Kirche/Kloster

Heilig Kreuz Pfarramt, Pfr. Spingler

Welserstraße 3, 91522 Ansbach

Highlights

  • Heilig Kreuz Pfarramt Ansbach: Barocke Ausstattung (1623) mit Kreuz aus Brenck-Werkstatt und Reliquie seit 1484.
  • Neugotischer Umbau (19. Jh.) durch Stadtbaumeister Weiß; Sakristei und Altargeräte von Friedrich Bischoff.
  • Rollstuhlgerechter Parkplatz; gotisches Portal mit Stabwerk und Maßwerkfenster in Ansbacher Tradition.

Tipps

  • Der barocke Altar aus dem 17. Jahrhundert zeigt handwerkliche Meisterleistungen der Werkstatt von Georg Brenck und wirkt als zentrales Kunstwerk im Innenraum.
  • Die neugotische Empore beherbergt eine Orgel von 1981, die von der Orgelbaufirma Weigle gebaut wurde und als akustisches Highlight dient.
  • Die gotischen Maßwerkfenster variieren in ihrer Gestaltung und verleihen der Kirche einen charakteristischen, historischen Stil.

Eigenschaften

Entspannt Kulturell Ganzjährig

Kultur & Sakrales in Ansbach: Heilig Kreuz Pfarramt Pfr.

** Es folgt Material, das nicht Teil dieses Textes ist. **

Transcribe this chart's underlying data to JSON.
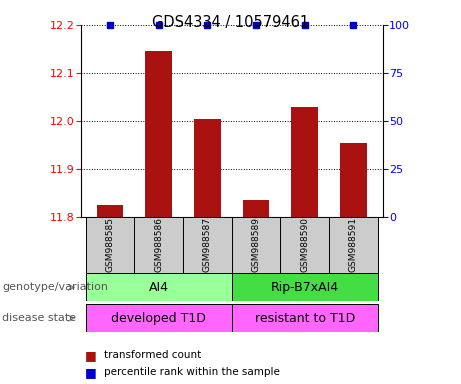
{
  "title": "GDS4334 / 10579461",
  "samples": [
    "GSM988585",
    "GSM988586",
    "GSM988587",
    "GSM988589",
    "GSM988590",
    "GSM988591"
  ],
  "bar_values": [
    11.825,
    12.145,
    12.005,
    11.835,
    12.03,
    11.955
  ],
  "ylim_left": [
    11.8,
    12.2
  ],
  "ylim_right": [
    0,
    100
  ],
  "yticks_left": [
    11.8,
    11.9,
    12.0,
    12.1,
    12.2
  ],
  "yticks_right": [
    0,
    25,
    50,
    75,
    100
  ],
  "bar_color": "#aa1111",
  "percentile_color": "#0000cc",
  "group1_indices": [
    0,
    1,
    2
  ],
  "group2_indices": [
    3,
    4,
    5
  ],
  "genotype_group1": "AI4",
  "genotype_group2": "Rip-B7xAI4",
  "disease_group1": "developed T1D",
  "disease_group2": "resistant to T1D",
  "genotype_color1": "#99ff99",
  "genotype_color2": "#44dd44",
  "disease_color": "#ff66ff",
  "sample_box_color": "#cccccc",
  "legend_red_label": "transformed count",
  "legend_blue_label": "percentile rank within the sample",
  "label_genotype": "genotype/variation",
  "label_disease": "disease state"
}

Spingler

Das Heilig Kreuz Pfarramt, Pfr. Spingler in Ansbach ist ein historisch bedeutsames Sakralgebäude, das über Jahrhunderte hinweg von prägenden Umgestaltungen zeugt. Die Kirche, ursprünglich als „capella sanctae crucis extra muros“ außerhalb der Stadtmauern errichtet, diente als Friedhofskirche und war eng mit der Verlegung des Johannisfriedhofs vor die Stadt verbunden – eine Maßnahme, die im 17. Jahrhundert der Seuchengefahr entgegenwirken sollte.

Besonders auffällig ist die barocke Ausstattung, die im Jahr 1623 durch Spenden erneuert wurde. Ein zentrales Kunstwerk ist das große barocke Kreuz unter der Orgelempore, das vermutlich aus der Werkstatt des renommierten Bildhauers Georg Brenck stammt. Auch ein Altar aus dem Jahr 1624, gestiftet von Georg Berück von Windsheim, verweist auf die Verbindung zur nahegelegenen Stadt Windsheim und den barocken Stil dieser Epoche. Die Originalfiguren von Adam und Eva aus dieser Zeit fanden später ihren Weg in ein Wiener Museum.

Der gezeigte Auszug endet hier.